Deux sujets lui tenaient à cœur : l'un avait trait à la préparation de la vie active, en vue de laquelle il lui paraissait indispensable de prévoir, dès le niveau du secondaire, une connaissance des mécanismes économiques de base - l'autre, plus général, concernait la formation des esprits et l'art de raisonner juste.

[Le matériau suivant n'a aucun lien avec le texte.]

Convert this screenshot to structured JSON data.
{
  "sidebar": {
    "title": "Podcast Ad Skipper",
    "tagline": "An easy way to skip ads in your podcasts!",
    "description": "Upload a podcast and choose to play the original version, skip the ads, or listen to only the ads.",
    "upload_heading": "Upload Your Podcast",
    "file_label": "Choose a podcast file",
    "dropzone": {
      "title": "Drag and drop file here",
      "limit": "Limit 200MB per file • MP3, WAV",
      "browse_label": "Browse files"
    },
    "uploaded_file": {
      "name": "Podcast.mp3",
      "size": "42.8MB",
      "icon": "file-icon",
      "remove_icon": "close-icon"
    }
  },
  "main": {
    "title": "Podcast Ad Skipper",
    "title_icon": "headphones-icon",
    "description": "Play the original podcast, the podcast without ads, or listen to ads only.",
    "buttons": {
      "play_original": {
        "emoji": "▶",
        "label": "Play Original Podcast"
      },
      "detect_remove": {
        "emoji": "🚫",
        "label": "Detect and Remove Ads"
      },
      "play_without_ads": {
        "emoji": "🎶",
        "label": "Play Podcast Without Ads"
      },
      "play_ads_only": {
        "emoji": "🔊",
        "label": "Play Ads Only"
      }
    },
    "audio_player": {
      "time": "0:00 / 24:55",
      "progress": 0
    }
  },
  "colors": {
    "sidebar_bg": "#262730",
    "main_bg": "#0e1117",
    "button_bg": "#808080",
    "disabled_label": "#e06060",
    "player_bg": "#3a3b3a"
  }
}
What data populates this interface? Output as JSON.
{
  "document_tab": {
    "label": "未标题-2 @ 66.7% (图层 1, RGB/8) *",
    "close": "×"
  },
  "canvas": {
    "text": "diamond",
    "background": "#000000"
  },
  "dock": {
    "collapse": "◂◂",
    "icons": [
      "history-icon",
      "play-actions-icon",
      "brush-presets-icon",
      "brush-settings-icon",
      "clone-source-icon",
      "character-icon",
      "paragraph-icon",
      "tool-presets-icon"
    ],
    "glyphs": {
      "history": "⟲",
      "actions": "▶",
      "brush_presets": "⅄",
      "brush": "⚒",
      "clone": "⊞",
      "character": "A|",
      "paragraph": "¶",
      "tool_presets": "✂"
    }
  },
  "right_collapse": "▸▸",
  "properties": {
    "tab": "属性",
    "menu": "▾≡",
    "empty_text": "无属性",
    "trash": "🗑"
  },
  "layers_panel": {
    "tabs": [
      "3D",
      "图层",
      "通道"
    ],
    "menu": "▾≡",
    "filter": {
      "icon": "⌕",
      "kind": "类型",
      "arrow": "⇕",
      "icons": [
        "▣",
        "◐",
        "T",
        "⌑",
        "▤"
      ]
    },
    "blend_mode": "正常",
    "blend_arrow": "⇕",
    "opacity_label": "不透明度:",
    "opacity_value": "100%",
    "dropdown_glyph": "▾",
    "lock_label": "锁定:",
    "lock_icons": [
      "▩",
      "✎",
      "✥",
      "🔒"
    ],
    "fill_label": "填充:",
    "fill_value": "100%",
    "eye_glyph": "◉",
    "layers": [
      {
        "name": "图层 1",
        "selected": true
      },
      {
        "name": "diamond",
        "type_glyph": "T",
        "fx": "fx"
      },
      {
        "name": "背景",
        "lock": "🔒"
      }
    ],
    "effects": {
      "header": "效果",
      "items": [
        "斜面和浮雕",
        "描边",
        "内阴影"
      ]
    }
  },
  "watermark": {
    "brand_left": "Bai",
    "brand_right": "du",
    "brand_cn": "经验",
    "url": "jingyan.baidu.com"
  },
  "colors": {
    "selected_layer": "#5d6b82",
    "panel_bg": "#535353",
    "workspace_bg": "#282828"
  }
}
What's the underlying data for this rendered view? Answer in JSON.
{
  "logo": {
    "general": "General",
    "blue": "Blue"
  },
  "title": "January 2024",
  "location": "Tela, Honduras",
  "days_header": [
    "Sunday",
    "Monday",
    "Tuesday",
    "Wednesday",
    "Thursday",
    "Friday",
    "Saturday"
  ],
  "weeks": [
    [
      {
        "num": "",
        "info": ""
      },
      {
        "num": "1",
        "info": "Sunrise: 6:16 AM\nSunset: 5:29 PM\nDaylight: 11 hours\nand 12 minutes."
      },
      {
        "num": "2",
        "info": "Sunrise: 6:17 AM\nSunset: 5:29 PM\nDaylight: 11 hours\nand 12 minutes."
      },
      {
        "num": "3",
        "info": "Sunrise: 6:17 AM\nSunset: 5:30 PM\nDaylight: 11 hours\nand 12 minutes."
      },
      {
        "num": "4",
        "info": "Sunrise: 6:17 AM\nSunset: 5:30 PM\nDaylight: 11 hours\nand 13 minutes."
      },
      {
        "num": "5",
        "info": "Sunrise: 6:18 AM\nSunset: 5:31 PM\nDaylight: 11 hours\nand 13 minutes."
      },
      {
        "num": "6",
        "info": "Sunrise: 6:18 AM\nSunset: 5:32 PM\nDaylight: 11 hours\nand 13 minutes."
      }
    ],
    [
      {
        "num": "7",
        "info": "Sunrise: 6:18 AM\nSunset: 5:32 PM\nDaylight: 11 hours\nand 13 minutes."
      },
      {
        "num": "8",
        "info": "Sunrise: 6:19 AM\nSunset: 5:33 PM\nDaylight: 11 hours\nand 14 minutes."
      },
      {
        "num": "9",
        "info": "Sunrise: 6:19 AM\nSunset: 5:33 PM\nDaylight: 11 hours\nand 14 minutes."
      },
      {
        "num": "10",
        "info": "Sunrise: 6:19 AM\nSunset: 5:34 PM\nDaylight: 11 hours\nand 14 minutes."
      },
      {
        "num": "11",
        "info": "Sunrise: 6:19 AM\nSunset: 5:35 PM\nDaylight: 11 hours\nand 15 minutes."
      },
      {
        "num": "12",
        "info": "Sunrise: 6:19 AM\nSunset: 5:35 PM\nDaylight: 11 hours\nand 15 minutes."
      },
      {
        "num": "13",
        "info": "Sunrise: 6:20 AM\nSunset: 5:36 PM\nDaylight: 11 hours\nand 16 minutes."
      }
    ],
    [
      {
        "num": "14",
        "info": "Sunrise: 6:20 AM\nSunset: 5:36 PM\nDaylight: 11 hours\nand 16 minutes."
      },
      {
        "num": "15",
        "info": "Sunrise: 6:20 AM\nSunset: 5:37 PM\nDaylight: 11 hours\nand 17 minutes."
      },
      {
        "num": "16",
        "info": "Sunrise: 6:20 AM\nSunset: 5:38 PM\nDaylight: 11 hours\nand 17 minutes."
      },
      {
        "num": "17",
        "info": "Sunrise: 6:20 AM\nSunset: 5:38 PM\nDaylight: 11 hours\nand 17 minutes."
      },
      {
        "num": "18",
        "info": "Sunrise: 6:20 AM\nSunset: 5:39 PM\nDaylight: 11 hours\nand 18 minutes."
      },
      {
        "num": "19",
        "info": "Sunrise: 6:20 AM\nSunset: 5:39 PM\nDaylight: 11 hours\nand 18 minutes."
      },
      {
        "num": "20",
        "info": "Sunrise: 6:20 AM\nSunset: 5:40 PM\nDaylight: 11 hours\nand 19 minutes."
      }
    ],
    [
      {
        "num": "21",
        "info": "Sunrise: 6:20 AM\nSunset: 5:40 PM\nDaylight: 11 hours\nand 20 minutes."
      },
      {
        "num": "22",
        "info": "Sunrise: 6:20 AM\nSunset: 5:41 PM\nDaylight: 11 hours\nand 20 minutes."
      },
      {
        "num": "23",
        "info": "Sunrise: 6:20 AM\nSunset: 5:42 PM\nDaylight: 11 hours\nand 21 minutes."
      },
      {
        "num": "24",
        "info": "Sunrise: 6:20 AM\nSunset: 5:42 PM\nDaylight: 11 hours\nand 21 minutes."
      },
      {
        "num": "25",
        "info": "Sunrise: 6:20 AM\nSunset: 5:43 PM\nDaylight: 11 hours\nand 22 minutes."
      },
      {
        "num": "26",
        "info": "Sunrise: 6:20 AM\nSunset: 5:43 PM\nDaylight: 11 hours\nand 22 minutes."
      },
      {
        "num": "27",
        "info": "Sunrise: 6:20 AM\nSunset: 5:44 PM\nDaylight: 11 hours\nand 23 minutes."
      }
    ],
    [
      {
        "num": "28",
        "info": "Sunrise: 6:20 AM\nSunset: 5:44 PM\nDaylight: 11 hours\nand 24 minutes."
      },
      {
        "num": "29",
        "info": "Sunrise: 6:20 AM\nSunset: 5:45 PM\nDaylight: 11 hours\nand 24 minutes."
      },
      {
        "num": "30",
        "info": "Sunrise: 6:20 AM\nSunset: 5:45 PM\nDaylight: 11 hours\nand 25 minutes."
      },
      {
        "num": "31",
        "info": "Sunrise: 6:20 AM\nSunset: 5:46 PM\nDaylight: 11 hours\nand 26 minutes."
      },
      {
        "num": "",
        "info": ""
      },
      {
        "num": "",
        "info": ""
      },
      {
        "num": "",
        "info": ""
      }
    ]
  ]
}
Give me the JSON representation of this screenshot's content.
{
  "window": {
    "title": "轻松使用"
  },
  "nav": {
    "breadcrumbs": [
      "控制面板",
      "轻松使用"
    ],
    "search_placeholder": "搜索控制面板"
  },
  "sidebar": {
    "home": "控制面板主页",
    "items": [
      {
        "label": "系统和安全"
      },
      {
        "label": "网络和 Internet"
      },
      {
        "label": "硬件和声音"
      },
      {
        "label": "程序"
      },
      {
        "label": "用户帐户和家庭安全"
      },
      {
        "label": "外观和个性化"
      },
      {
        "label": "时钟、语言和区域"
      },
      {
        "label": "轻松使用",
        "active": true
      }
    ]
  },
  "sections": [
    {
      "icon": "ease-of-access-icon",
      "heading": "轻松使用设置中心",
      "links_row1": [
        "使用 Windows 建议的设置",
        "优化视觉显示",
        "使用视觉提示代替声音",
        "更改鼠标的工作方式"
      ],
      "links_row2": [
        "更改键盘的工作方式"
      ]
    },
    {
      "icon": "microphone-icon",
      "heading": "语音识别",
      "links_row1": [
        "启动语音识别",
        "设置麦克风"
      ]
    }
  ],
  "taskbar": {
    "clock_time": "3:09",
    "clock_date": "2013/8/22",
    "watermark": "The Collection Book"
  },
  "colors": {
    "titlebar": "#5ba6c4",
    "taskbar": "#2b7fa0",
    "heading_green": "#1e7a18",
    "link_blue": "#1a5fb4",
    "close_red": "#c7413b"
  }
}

Dès le deuxième Plan, il avait obtenu une satisfaction de principe sur le premier point. Mais il était hors de question d'introduire un enseignement nouveau dans toutes les sections du secondaire, écrasées sous le poids de programmes "démentiels" (selon l'expression du recteur Sarrailh). On créa néanmoins des sections nouvelles dites sections B, en vertu du principe selon lequel, pour remédier à une lacune, on préfère créer un instrument nouveau, superposé aux anciens, qui, eux, ne sont pas modifiés. Le programme prévu paraissait correspondre aux besoins du pays. Il s'inspirait du Grand Espoir : on y parlait du progrès technique et de la croissance économique - de l'évolution des niveaux de vie - de celle des prix - des modifications de structure de sa population active... bref, de ce qui constitue une introduction à la vie moderne. C'était intéressant, et ce fut un succès. Malheureusement, peu significatif : d'abord à cause de la concurrence mortelle du bac C, qu'un effet de mode irrationnel avait promu à la dignité de voie royale, et vers lequel on orientait les meilleurs élèves - ensuite à cause des réticences des Facultés de Sciences économiques à accueillir ces bacheliers B, mal préparés, à cause de l'insuffisance de leur formation mathématique, à profiter de l'enseignement abstrait et irréaliste que l'on y dispensait.
Ce "non dignus est intrare" reçoit en 1976 une nouvelle confirmation. Jean Fourastié , à cette date, est nommé Président du "Groupe de réflexion sur l'enseignement des sciences humaines et économiques dans l'enseignement du second degré". Nouvelle tentative pour introduire dans tous les programmes des considérations sur l'économie au sens du Commissariat général du Plan, en étroite liaison avec l'histoire et la géographie. Un rapport, apparemment de qualité, avait été rédigé en ce sens. Mais aucune suite ne lui est finalement donnée. Seul résultat : le maintien des sections B, avec un programme plus "rénové", c'est-à-dire mieux adapté aux vues de l'enseignement supérieur de l'économie. Ce qui peut difficilement être considéré comme un succès.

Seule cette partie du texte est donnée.